Hollywood conceptual artist Robert Longo decided to step behind the camera and direct--he should have stayed put. While the movie does make a strong case for itself on a visual level, it is just a mess, in every other way. The cast, including Dina Meyer, Ice-T, Takeshi Kitano, and the greatest actor ever, Dolph Lundgren (I'M KIDDING), seem lost here...What a mess!!

Thank goodness the DVD doesn't have any extras (not even the trailer) on it. If it did, that would have been like rubbing salt on the wound, and I couldn't take the pain. If you decide to watch Johnny Mnemonic anyway, despite my warrning, at least you'll be able to see the film in either the full-screen or widescreen formats. Not that those options will make things any better.
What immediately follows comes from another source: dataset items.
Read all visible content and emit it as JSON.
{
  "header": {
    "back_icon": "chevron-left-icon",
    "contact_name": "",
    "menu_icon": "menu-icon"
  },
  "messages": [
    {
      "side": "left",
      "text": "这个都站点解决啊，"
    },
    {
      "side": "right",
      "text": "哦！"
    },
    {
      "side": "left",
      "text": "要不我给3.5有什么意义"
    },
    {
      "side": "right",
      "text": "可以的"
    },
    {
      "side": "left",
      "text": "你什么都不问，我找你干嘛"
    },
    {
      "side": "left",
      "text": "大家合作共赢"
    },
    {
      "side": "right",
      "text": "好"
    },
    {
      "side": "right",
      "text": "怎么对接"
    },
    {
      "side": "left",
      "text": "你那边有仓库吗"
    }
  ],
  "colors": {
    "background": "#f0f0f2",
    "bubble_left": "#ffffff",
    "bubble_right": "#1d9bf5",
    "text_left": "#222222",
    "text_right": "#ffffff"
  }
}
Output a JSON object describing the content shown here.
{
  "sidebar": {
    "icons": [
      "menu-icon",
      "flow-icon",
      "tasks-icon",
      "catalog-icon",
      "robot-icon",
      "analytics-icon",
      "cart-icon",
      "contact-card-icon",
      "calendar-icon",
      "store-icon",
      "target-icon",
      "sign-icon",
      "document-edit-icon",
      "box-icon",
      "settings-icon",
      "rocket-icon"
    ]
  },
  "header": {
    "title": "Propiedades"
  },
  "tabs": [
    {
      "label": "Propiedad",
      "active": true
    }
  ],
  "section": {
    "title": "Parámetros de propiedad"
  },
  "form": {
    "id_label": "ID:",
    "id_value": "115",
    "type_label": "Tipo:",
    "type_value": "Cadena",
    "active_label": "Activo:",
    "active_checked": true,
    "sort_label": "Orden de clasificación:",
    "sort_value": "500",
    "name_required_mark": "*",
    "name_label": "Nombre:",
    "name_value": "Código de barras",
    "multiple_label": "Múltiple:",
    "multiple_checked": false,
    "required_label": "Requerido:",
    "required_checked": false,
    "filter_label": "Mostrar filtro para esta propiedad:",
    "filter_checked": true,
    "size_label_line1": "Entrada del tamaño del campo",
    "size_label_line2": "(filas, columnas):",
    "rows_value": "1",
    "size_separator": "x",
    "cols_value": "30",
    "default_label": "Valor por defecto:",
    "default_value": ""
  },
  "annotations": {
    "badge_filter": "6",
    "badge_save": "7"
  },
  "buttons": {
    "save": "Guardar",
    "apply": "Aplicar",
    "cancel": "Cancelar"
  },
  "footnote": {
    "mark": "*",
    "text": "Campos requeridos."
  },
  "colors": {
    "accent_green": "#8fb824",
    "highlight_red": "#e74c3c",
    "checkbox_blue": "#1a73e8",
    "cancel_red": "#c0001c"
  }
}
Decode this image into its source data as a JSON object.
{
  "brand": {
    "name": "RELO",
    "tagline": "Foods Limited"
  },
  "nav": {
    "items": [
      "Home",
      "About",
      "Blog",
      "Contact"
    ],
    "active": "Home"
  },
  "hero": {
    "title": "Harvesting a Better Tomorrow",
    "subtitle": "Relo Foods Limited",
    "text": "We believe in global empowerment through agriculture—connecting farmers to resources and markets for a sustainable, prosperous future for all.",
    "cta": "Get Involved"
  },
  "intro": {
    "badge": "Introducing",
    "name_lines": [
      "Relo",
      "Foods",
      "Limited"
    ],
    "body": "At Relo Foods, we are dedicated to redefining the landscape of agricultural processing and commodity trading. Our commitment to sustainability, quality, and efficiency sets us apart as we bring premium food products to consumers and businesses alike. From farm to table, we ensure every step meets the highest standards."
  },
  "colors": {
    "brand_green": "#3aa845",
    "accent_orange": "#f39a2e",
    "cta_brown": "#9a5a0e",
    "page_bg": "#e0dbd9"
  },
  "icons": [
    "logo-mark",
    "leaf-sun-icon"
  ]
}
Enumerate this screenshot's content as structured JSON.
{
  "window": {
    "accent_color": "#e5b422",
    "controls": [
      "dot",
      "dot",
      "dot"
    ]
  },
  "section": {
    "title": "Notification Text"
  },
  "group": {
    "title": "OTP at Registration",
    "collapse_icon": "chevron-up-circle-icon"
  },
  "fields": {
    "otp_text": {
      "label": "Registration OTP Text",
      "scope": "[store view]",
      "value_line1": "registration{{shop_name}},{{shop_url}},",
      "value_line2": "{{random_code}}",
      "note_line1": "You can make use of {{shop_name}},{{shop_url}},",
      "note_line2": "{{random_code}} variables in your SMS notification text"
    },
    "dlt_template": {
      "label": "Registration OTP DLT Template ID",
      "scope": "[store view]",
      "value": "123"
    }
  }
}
Watch at your own risk

Rating: 5 stars
Summary: UPS vs. chinese mafia
Review: he's like a robutt because he has a computer part in his brain and he's like the UPS man except they let him wear long pants. i think keanu probably has nice knees but you don't see them in this film. he's very pale. they shot a lot of asian men in this movie which doesn't bother me one way or the other. i'm not prejudust.
iced tea acts better when he's wearing his sunglasses. when he takes them off you forget that he can act. maybe he reads q cards?
then he gives the computer chip and what's left of his brain to a good guy. keanu does. not iced tea who gets murdered.
i like this movie better than matrix because my coke tasted like windex when i saw the matrix movie and i rented this movie and had cranberry apple juice which i like without ice.